CFPB ADJUSTS SMALL-CREDITOR ASSET THRESHOLD FOR ESCROW EXEMPTION

The CFPB published in the December 22, 2020, Federal Register a final rule making an inflation adjustment to the asset-size threshold for certain creditors to qualify for an exemption to the requirement to establish an escrow account for a higher-priced mortgage loan under section 1026.35 of Regulation Z. The threshold is adjusted, effective January 1, 2021, to $2,230 billion from $2.202 billion. Therefore, creditors with assets of less than $2.230 billion (including assets of certain affiliates) as of December 31, 2020, will be exempt, if other requirements of section 1026.35(b)(2)(iii) of Regulation Z also are met, from establishing escrow accounts for higher-priced mortgage loans in 2021. The change is effective January 1, 2021.

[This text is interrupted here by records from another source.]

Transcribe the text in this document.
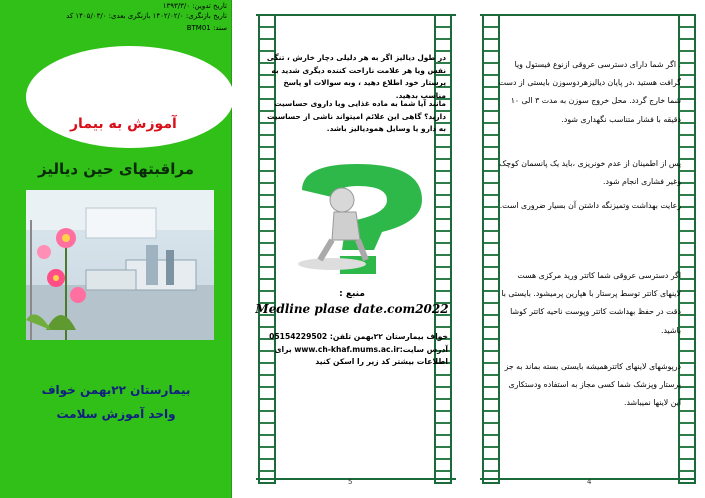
تاریخ تدوین: ۱۳۹۳/۳/۰
تاریخ بازنگری: ۱۴۰۲/۰۲/۰ بازنگری بعدی: ۱۴۰۵/۰۳/۰ کد
سند: BTM01
آموزش به بیمار
مراقبتهای حین دیالیز
بیمارستان ۲۲بهمن خواف
واحد آموزش سلامت
در طول دیالیز اگر به هر دلیلی دچار خارش ، تنگی نفس ویا هر علامت ناراحت کننده دیگری شدید به پرستار خود اطلاع دهید ، وبه سوالات او پاسخ مناسب بدهید.
مانند آیا شما به ماده غذایی ویا داروی حساسیت دارید؟ گاهی این علائم امیتواند ناشی از حساسیت به دارو یا وسایل همودیالیز باشد.
منبع :
Medline plase date.com2022
خواف بیمارستان ۲۲بهمن تلفن: 05154229502
آدرس سایت:www.ch-khaf.mums.ac.ir برای
اطلاعات بیشتر کد زیر را اسکن کنید
5
. اگر شما دارای دسترسی عروقی ازنوع فیستول ویا گرافت هستید ،در پایان دیالیزهردوسوزن بایستی از دست شما خارج گردد. محل خروج سوزن به مدت ۳ الی ۱۰ دقیقه با فشار متناسب نگهداری شود.
پس از اطمینان از عدم خونریزی ،باید یک پانسمان کوچک وغیر فشاری انجام شود.
رعایت بهداشت وتمیزنگه داشتن آن بسیار ضروری است.
اگر دسترسی عروقی شما کاتتر ورید مرکزی هست لاینهای کاتتر توسط پرستار با هپارین پرمیشود. بایستی با دقت در حفظ بهداشت کاتتر وپوست ناحیه کاتتر کوشا باشید.
درپوشهای لاینهای کاتترهمیشه بایستی بسته بماند به جز پرستار وپزشک شما کسی مجاز به استفاده ودستکاری این لاینها نمیباشد.
4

MORTGAGE SERVICER SETTLES WITH CFPB

The CFPB issued a consent order against Seterus, Inc. and Kyanite Services, Inc., as Seterus’s successor in interest, based on the CFPB’s finding that Seterus violated the Consumer Financial Protection Act of 2010 (CFPA) and Regulation X. The CFPB found that Seterus’s actions resulted in delaying or depriving some borrowers of a reasonable opportunity to get their loss mitigation applications completed and evaluated and in some borrowers' failing to timely receive protections against prohibited foreclosure activities to which they were legally entitled.

The order requires Kyanite to pay $4,932,525 in total redress to approximately 11,866 of the consumers to whom Seterus sent a defective acknowledgment notice. The order also imposes a $500,000 civil money penalty and includes injunctive relief that would apply in the event Kyanite engages in mortgage servicing. At its height, Seterus, a former mortgage servicer based in North Carolina, serviced approximately 500,000 residential mortgage loans. Seterus is no longer operating. On February 28, 2019, after the relevant period covered by the CFPB’s investigation, Seterus was sold and its entire mortgage servicing portfolio was transferred to Nationstar Mortgage LLC, doing business as Mr. Cooper, with which the CFPB reached a separate settlement earlier this month.

CFPB: SECOND PIECE OF FDCPA FINAL RULE ISSUED

On December 18, 2020, the CFPB announced a final rule to implement Fair Debt Collection Practices Act (FDCPA) requirements regarding certain disclosures for consumers. The rule requires debt collectors to provide, at the outset of collection communications, detailed disclosures about the consumer’s debt and rights in debt collection, along with information to help consumers respond. The rule requires debt collectors to take specific steps to disclose the existence of a debt to consumers, orally, in writing, or electronically, before reporting information about the debt to a consumer reporting agency. The rule prohibits debt collectors from making threats to sue, or from suing, consumers on time-barred debt. The rule will become effective on November 30, 2021, with the rule reissuing Regulation F published on November 30, 2020.